Earlier this month, the “popular” girls at Grand Prairie High School in Texas attempted to pull a prank on an innocent senior, Lillian Skinner, by telling her she would be nominated for homecoming queen. Little did they know two of Lillian’s friends who were nominated had made a pact. If either of them won, they would give the crown to Lillian. Sure enough, one of the girls did win and she followed through, crowning Lillian homecoming queen. This story struck me in a complicated way. When I was a senior in high school, I was nominated to the homecoming court. There were five of us and I was friends with each of them. At the football game that Friday night, I ended up being crowned my high school’s homecoming queen. I’d like to think it was because I tried my hardest to be kind to others, but I will never really know why I was voted this meaningless title. Anyone in my class could have put down any person’s name and mine happened to be the one that was written down the most.
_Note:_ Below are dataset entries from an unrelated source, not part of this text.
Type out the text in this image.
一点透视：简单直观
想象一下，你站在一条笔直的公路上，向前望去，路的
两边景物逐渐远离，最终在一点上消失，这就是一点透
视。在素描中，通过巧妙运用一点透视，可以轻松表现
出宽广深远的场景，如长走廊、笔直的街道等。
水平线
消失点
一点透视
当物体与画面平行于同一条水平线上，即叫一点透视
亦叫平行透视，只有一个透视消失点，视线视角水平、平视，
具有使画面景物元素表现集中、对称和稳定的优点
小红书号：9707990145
Looking back, comparing my story to this recent story of kindness and going against the norms of a “homecoming queen” in the case of Grand Prairie, I feel ashamed. One of my fellow homecoming queen nominees was my friend but I also know she was bullied based on her looks, her interests and her personality. But she was so extremely kind that I always thought to myself, “She had to be nominated because is so nice! She doesn’t have a mean bone in her body!” I also had the thought in the back of my mind as they revealed the nominees over the morning announcements “Could this be a prank?” I feel that I am a kind person, but now seeing this compassionate act of teens in Texas, made me realize that while I had the thought in my mind of whether her nomination was a cruel prank or not, I never had the thought to give up my crown. At that time, I wanted to be the queen, I suppose. I wanted a title and some sort of micro-fame. I felt good about myself. It made me feel confident.
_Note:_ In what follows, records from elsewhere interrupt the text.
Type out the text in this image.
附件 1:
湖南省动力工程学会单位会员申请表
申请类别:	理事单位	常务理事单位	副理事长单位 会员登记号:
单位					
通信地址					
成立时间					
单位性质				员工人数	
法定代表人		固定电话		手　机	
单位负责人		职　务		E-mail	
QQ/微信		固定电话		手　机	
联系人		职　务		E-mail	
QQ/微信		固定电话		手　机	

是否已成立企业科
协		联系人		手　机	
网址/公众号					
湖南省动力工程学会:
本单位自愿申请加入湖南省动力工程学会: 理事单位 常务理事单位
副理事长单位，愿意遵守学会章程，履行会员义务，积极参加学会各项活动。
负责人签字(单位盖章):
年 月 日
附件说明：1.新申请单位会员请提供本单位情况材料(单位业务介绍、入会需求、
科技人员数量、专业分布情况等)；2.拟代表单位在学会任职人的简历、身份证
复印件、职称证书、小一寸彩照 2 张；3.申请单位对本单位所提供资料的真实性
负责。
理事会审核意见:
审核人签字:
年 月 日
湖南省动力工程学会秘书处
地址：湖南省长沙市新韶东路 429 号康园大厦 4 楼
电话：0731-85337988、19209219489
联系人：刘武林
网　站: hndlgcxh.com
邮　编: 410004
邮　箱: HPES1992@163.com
I know homecoming courts and beauty pageants are not identical realms, but I feel the homecoming tradition definitely has ties to and resembles the pageant phenomenon. I did not choose to be on the homecoming court and I can honestly say I didn’t vote for myself, but I was paraded around and I chose to look pretty – even curling my hair and buying a new outfit for the occasion. I was in student council, I played sports, I was at the top of my class academically, and I kept up to date with what the popular crowd was wearing. I made myself fit in with the top tier of the stupid hierarchical system of high school (I only have this view after the fact). I was singled out as a female who fit a certain mold; I fit it so well that I won something for it. In their “Introduction: Beauty Queens on the Global Stage,” Colleen Ballerino Cohen, Richard Wilk, and Beverly Stoeltje state, “Beauty contests put gender norms – conventionally, idealized versions of femininity – on stage in a competition awarding the winner a ‘royal’ title and crown,” (2). While not a beauty contest, I feel I was voted an idealized version of a female high school student. People I didn’t know voted for me and people who voted for me didn’t know me – they thought they knew me, they had an idea of me. They go on to say, “Beauty contests are places where cultural meanings are produced, consumed, and rejected, where local and global, ethnic and national, national and international cultures and structures of power are engaged in their most trivial but vital aspects,” (8). I would argue that this place where these cultural meanings interact in beauty pageants also interact in the realm of the homecoming court. Cultural meanings were produced and consumed through the winner of homecoming queen and rejected in those who did not win. In “Miss America, National Identity, and the Identity Politics of Whiteness”, Sarah Banet-Weiser says,
“The Miss America contestant’s body, through her disciplined physique, her commitment to virtue, and her testimony to stability represents a well-managed collective white American body. Through the displace of female bodies and the insistence of an ideology of whiteness, the beauty pageant transforms a culture’s anxiety abut itself … into a spectacular reenactment overcoming of that very anxiety,” (86)
Looking back at this moment in my life, how it made me feel then and how I am struggling with it now makes me uncomfortable. Was I a “well-managed collective white American body”? Is the homecoming court linked to the premise of pageants? Are high schools overcoming their anxiety by nominating a female who best represents them? Jillian Skinner and her friends are a specific case that goes against the idealized high school homecoming queen. Maybe I should have given up my crown that now is packed away in my closet at home in Pennsylvania. Or maybe I should have pulled a Mean Girls and broken off a piece for everyone.